Although it's a moot point. You know what the Gripen and f35 have in common?

Canada won't be buying wither of them.


----------



## PuckChaser (14 Jul 2016)

There's no data on how cheap it is to run, they significantly changed the aircraft. Old Gripen numbers do not apply.


----------



## Colin Parkinson (14 Jul 2016)

SupersonicMax said:
			
		

> Turn around in 10 minutes? What is the definition of a turn around?  How is it performed to be completed in 10 minutes?  Are the fuel truck and the weapons (and the fuel/load crew) ready to leap into action as the aircraft shuts down?
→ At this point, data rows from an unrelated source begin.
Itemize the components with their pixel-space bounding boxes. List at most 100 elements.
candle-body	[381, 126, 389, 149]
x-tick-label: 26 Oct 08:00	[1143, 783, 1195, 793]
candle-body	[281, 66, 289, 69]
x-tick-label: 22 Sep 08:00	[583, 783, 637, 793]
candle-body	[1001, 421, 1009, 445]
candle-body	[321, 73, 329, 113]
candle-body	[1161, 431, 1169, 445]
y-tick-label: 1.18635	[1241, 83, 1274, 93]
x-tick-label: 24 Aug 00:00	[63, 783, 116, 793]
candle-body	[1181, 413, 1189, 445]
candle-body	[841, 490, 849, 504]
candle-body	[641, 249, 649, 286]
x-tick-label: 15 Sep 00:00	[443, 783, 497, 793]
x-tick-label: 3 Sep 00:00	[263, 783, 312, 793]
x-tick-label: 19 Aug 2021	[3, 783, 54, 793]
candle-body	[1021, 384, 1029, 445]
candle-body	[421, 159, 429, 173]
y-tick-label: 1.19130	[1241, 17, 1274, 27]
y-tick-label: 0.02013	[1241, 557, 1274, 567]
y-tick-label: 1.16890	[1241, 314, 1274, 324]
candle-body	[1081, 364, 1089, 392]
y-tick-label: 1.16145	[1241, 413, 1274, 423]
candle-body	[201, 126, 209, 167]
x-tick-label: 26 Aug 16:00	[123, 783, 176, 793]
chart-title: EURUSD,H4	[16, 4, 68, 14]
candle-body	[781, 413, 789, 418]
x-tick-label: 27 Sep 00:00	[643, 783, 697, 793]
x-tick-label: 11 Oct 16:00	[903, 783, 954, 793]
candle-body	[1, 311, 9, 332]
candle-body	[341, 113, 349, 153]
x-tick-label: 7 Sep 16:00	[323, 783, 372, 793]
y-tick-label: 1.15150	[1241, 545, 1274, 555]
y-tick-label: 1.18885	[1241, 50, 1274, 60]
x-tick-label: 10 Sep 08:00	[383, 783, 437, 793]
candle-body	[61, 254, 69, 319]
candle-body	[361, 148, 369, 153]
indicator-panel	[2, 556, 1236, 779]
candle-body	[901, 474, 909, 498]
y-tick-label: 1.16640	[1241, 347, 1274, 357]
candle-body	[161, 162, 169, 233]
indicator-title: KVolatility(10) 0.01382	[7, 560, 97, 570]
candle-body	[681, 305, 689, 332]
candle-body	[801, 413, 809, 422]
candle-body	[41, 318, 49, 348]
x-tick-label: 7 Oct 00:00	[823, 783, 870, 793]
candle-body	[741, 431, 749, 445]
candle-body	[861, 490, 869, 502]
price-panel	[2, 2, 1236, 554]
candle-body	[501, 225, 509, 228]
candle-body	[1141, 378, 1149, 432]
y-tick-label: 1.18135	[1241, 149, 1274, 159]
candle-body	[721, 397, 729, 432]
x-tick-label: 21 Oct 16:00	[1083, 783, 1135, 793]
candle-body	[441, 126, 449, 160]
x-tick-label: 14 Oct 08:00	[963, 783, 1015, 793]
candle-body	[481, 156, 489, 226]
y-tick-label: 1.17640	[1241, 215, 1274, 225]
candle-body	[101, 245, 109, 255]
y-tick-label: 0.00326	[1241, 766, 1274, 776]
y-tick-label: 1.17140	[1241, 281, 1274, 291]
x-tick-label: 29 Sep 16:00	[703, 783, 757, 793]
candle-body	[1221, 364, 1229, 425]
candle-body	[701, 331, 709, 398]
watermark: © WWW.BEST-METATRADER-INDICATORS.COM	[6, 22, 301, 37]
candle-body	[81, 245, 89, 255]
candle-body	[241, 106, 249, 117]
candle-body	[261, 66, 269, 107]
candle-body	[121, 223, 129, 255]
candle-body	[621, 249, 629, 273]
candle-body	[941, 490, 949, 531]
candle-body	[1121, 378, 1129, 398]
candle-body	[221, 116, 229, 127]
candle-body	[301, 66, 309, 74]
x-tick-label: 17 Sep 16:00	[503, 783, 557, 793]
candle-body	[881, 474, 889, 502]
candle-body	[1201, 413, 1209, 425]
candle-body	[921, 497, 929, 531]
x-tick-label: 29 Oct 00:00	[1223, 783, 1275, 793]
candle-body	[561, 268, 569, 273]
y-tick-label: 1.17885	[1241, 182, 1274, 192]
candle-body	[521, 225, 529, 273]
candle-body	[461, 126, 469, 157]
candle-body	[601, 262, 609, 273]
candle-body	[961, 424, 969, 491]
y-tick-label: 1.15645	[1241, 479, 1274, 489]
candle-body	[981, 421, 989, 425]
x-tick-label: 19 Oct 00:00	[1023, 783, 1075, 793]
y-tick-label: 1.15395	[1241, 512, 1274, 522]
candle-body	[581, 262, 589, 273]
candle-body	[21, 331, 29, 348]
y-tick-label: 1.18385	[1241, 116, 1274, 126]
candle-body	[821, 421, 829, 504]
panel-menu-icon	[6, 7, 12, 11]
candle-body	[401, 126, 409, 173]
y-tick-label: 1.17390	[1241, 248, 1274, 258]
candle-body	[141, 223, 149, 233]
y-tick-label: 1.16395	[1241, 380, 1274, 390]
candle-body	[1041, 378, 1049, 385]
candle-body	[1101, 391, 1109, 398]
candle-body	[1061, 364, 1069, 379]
So do you guys "pet" your planes at the end of the day as well? 

As for turnaround times, as I recall they focused pretty heavy on that in the cold war days as being on the ground meant being dead and being so close to the threat.


----------



## Good2Golf (14 Jul 2016)

It's most akin to a slightly-refreshed F-20 Tigershark, in terms of capability and technology relative to the contemporary state of fighter aircraft today.  

Given that its pedigree was born of the Swedish military's operational requirements for the specific nature of Swedish defence (shorter-range operations, lighter weapons load out to support dispersed/austere operations, etc...), any departure from that specific operational framework (longer range operations for a country, say...2200% larger, with greater expectations of collaboration within alliances) will further bring to light compromises between the aircraft's inherent design, albeit refreshed, and Canada's particular operational requirements....whatever those settle down to be once the Government has completed the next round of dialogue and discussion with industry and the Nation's citizenry.

:2c:

G2G


----------



## Good2Golf (14 Jul 2016)

PuckChaser said:
			
		

> There's no data on how cheap it is to run, they significantly changed the aircraft. Old Gripen numbers do not apply.



:nod: 

Indeed.  

Furthermore, every nation seems to account such costs differently than the next, so until a final amount of any acquisition and subsequent in-service support contract was finalized, none can say with any certainty, what the operational and support cost are with any certainty, temptations to extrapolate other data notwithstanding.

:2c: more

G2G


----------